= Sir Horace St Paul, 2nd Baronet =

British landowner and politician

Sir Horace St Paul, 2nd Baronet (29 December 1812 – 1891) was a British landowner and politician, who represented East Worcestershire in Parliament between 1837 and 1841.

Horace St Paul was born on 29 December 1812, the only son of Horace St Paul, MP for Bridport, and Anna Maria, the illegitimate daughter of John Ward, 2nd Viscount Dudley and Ward. His father inherited a title as a count of the Austrian Empire that same year and was awarded the title of baronet in 1813. He was educated at Christ Church, Oxford.

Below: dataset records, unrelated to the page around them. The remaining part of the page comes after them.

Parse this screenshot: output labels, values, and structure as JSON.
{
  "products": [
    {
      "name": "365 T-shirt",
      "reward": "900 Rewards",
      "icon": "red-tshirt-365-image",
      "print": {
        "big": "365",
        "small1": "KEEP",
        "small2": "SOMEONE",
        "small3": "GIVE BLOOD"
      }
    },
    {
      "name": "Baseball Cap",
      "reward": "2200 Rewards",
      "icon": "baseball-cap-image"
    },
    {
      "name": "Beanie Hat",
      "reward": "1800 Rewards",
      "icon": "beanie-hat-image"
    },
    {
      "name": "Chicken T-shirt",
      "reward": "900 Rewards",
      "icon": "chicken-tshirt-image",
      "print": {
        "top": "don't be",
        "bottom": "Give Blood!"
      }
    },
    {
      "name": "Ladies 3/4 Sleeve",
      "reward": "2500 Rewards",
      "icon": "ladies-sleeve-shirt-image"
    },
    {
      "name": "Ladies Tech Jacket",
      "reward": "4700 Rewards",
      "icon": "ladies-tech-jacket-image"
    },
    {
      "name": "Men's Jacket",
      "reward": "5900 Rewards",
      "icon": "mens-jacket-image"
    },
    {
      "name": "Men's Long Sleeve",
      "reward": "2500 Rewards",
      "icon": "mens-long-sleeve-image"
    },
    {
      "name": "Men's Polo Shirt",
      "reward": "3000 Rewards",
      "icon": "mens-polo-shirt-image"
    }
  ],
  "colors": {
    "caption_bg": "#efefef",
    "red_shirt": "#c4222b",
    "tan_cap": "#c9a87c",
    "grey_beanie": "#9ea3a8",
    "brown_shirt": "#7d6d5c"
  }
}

St Paul contested East Worcestershire as a Conservative at the 1835 general election, when he was narrowly defeated by two Whig candidates, and again at the 1837 general election, when he was returned along with another Conservative. The 1837 election was said to have cost him around £16,000. He stood down at the 1841 general election due to ill health.

On his father's death in October 1840 he inherited an estate of over £100,000, together with the Austrian countship and the baronetcy. He owned property at Ellowes Hall near Dudley and Ewart Park near Wooler, Northumberland. He married Jane Eliza Grey in 1867, and had one daughter, Maria, born 1868. He died 28 May 1891, when the baronetcy became extinct.